Why I am not impressed by A.I.
-
Fair enough - sounds like they might not be ready for prime time though.
Oh well, at least while the bugs get ironed-out we're not using them for anything important
-
And apparently, they apparently still can't get an accurate result with such a basic query.
And yet...
https://futurism.com/openai-signs-deal-us-government-nuclear-weapon-security -
-
But to be fair, as people we would not ask "how many Rs does strawberry have", but "with how many Rs do you spell strawberry" or "do you spell strawberry with 1 R or 2 Rs"
-
-
They are not random per se. They are just statistical with just some degree of randomization.
-
Exactly. The naming of the technology would make you assume it's intelligent. It's not.
-
-
-
-
Sure, but I definitely wouldn’t confidently answer “two”.
-
I have thought a lot on it. The LLM per se would not know if the question is answerable or not, as it doesn't know if their output is good of bad.

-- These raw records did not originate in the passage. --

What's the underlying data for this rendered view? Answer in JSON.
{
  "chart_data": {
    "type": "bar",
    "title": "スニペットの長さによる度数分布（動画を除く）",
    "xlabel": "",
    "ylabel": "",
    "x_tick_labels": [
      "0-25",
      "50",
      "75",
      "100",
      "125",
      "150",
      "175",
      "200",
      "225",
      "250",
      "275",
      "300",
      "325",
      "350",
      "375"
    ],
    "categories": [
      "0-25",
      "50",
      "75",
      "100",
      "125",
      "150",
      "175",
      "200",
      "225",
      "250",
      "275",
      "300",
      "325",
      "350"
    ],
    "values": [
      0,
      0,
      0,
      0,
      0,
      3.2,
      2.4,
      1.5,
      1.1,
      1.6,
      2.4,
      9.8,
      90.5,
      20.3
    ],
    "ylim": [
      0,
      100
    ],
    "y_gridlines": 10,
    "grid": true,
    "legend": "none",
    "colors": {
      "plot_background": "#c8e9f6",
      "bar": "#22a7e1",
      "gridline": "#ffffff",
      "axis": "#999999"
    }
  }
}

So there's various approach to this issue:
-
The classic approach, and the one used for censoring: keywords. When the llm gets a certain key word or it can get certain keyword by digesting a text input then give back a hard coded answer. Problem is that while censoring issues are limited. Hard to answer questions are unlimited, hard to hard code all.
-
Self check answers. For everything question the llm could process it 10 times with different seeds. Then analyze the results and see if they are equivalent. If they are not then just answer that it's unsure about the answer. Problem: multiplication of resource usage. For some questions like the one in the post, it's possible than the multiple randomized answers give equivalent results, so it would still have a decent failure rate.
-
-
Why would it not know? It certainly “knows” that it’s an LLM and it presumably “knows” how LLMs work, so it could piece this together if it was capable of self-reflection.
-
I’ve been avoiding this question up until now, but here goes:
Hey Siri …
- how many r’s in strawberry? 0
- how many letter r’s in the word strawberry? 10
- count the letters in strawberry. How many are r’s? ChatGPT …..2
-
It doesn't know shit. It's not a thinking entity.
-
I get that it's usually just a dunk on AI, but it is also still a valid demonstration that AI has pretty severe and unpredictable gaps in functionality, in addition to failing to properly indicate confidence (or lack thereof).
People who understand that it's a glorified autocomplete will know how to disregard or prompt around some of these gaps, but this remains a litmus test because it succinctly shows you cannot trust an LLM response even in many "easy" cases.
-
Creating software is a great example, actually. Coding absolutely requires reasoning. I’ve tried using code-focused LLMs to write blocks of code, or even some basic YAML files, but the output is often unusable.
It rarely makes syntax errors, but it will do things like reference libraries that haven’t been imported or hallucinate functions that don’t exist. It also constantly misunderstands the assignment and creates something that technically works but doesn’t accomplish the intended task.
-
Precisely, it's not capable of self-reflection, thinking, or anything of the sort. It doesn't even understand the meaning of words
-
But the problem is more "my do it all tool randomly fails at arbitrary tasks in an unpredictable fashion" making it hard to trust as a tool in any circumstances.
-
But everyone selling llms sells them as being able to solve any problem, making it hard to know when it's going to fail and give you junk.